Training health care workers. The ACA includes various provisions relating to health workforce training programs, including reauthorizing the National Health Service Corps to provide scholarships and loan repayment assistance for medical professionals who serve for a specified number of years in a health professional shortage area. Local governments offer a number of workforce training programs in conjunction with the private sector. These partnerships could serve the expected increase in the number of patients.

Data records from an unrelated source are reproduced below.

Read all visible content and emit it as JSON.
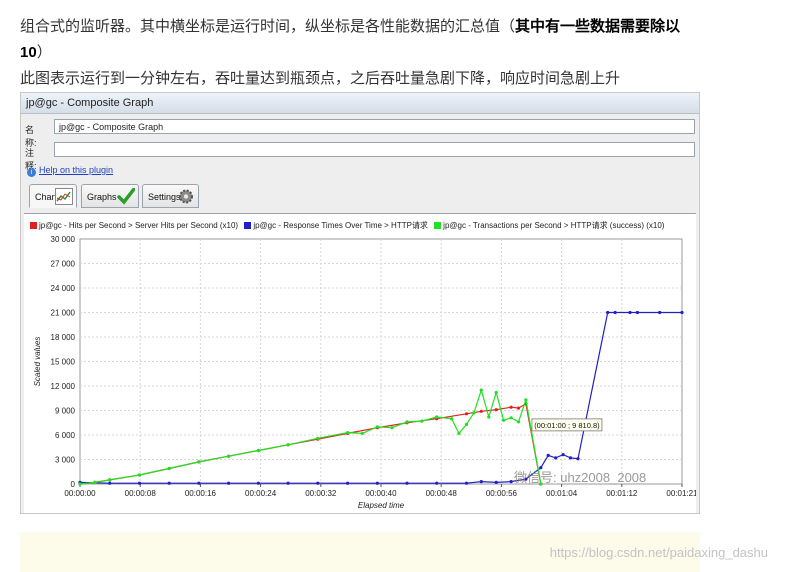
{
  "article": {
    "line1_pre": "组合式的监听器。其中横坐标是运行时间，纵坐标是各性能数据的汇总值（",
    "line1_bold": "其中有一些数据需要除以10",
    "line1_post": "）",
    "line2": "此图表示运行到一分钟左右，吞吐量达到瓶颈点，之后吞吐量急剧下降，响应时间急剧上升"
  },
  "window": {
    "title": "jp@gc - Composite Graph",
    "name_label": "名称:",
    "name_value": "jp@gc - Composite Graph",
    "comment_label": "注释:",
    "comment_value": "",
    "help_link": "Help on this plugin",
    "tabs": [
      {
        "label": "Chart",
        "icon": "chart-icon",
        "active": true
      },
      {
        "label": "Graphs",
        "icon": "checkmark-icon",
        "active": false
      },
      {
        "label": "Settings",
        "icon": "gear-icon",
        "active": false
      }
    ]
  },
  "chart_data": {
    "type": "line",
    "legend": [
      {
        "name": "jp@gc - Hits per Second > Server Hits per Second (x10)",
        "color": "#e02020"
      },
      {
        "name": "jp@gc - Response Times Over Time > HTTP请求",
        "color": "#2020c8"
      },
      {
        "name": "jp@gc - Transactions per Second > HTTP请求 (success) (x10)",
        "color": "#20e020"
      }
    ],
    "ylabel": "Scaled values",
    "xlabel": "Elapsed time",
    "ylim": [
      0,
      30000
    ],
    "yticks": [
      "0",
      "3 000",
      "6 000",
      "9 000",
      "12 000",
      "15 000",
      "18 000",
      "21 000",
      "24 000",
      "27 000",
      "30 000"
    ],
    "xticks": [
      "00:00:00",
      "00:00:08",
      "00:00:16",
      "00:00:24",
      "00:00:32",
      "00:00:40",
      "00:00:48",
      "00:00:56",
      "00:01:04",
      "00:01:12",
      "00:01:21"
    ],
    "xlim_seconds": [
      0,
      81
    ],
    "grid": true,
    "tooltip": "(00:01:00 ; 9 810.8)",
    "series": [
      {
        "name": "jp@gc - Hits per Second > Server Hits per Second (x10)",
        "color": "#e02020",
        "x": [
          0,
          2,
          4,
          8,
          12,
          16,
          20,
          24,
          28,
          32,
          36,
          40,
          44,
          48,
          52,
          54,
          56,
          58,
          59,
          60,
          62
        ],
        "y": [
          0,
          200,
          500,
          1100,
          1900,
          2700,
          3400,
          4100,
          4800,
          5500,
          6200,
          6900,
          7500,
          8000,
          8600,
          8900,
          9100,
          9400,
          9300,
          9810,
          0
        ]
      },
      {
        "name": "jp@gc - Response Times Over Time > HTTP请求",
        "color": "#2020c8",
        "x": [
          0,
          4,
          8,
          12,
          16,
          20,
          24,
          28,
          32,
          36,
          40,
          44,
          48,
          52,
          54,
          56,
          58,
          60,
          62,
          63,
          64,
          65,
          66,
          67,
          71,
          72,
          74,
          75,
          78,
          81
        ],
        "y": [
          200,
          100,
          100,
          100,
          100,
          100,
          100,
          100,
          100,
          100,
          100,
          100,
          100,
          100,
          300,
          200,
          300,
          600,
          2000,
          3500,
          3200,
          3600,
          3200,
          3100,
          21000,
          21000,
          21000,
          21000,
          21000,
          21000
        ]
      },
      {
        "name": "jp@gc - Transactions per Second > HTTP请求 (success) (x10)",
        "color": "#20e020",
        "x": [
          0,
          2,
          4,
          8,
          12,
          16,
          20,
          24,
          28,
          32,
          36,
          38,
          40,
          42,
          44,
          46,
          48,
          50,
          51,
          52,
          53,
          54,
          55,
          56,
          57,
          58,
          59,
          60,
          62
        ],
        "y": [
          0,
          200,
          500,
          1100,
          1900,
          2700,
          3400,
          4100,
          4800,
          5600,
          6300,
          6200,
          7000,
          6900,
          7600,
          7700,
          8200,
          8000,
          6200,
          7300,
          8700,
          11500,
          8200,
          11200,
          7800,
          8100,
          7600,
          10300,
          0
        ]
      }
    ]
  },
  "overlay": {
    "wechat_watermark": "微信号: uhz2008_2008",
    "csdn_watermark": "https://blog.csdn.net/paidaxing_dashu"
  }
}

Educating the public about healthy behaviors. Improving public health and wellness is a key aspect of the ACA, which gives health care providers incentives to provide efficient and high-quality services so that Medicare and Medicaid patients do not return for follow-up services. The ACA provides for this investment in prevention and public health programs through the creation of the Prevention and Public Health Fund, which will provide $15 billion over 10 years in mandatory funding. The focus of any public health initiative must be on a community-based approach using local community health workers to promote positive healthy behaviors, particularly in medically underserved areas. The role of local governments in public health education efforts is, therefore, critical.

The ACA creates tremendous opportunities for establishing a more effective and efficient health care system. Local governments cannot be forgotten by the private sector when seeking to create this system for millions more Americans.

Ash Pirayou, Esq., is co-chair of the Government Relations Practice Group and a partner at Rutan & Tucker LLP, Palo Alto, Calif.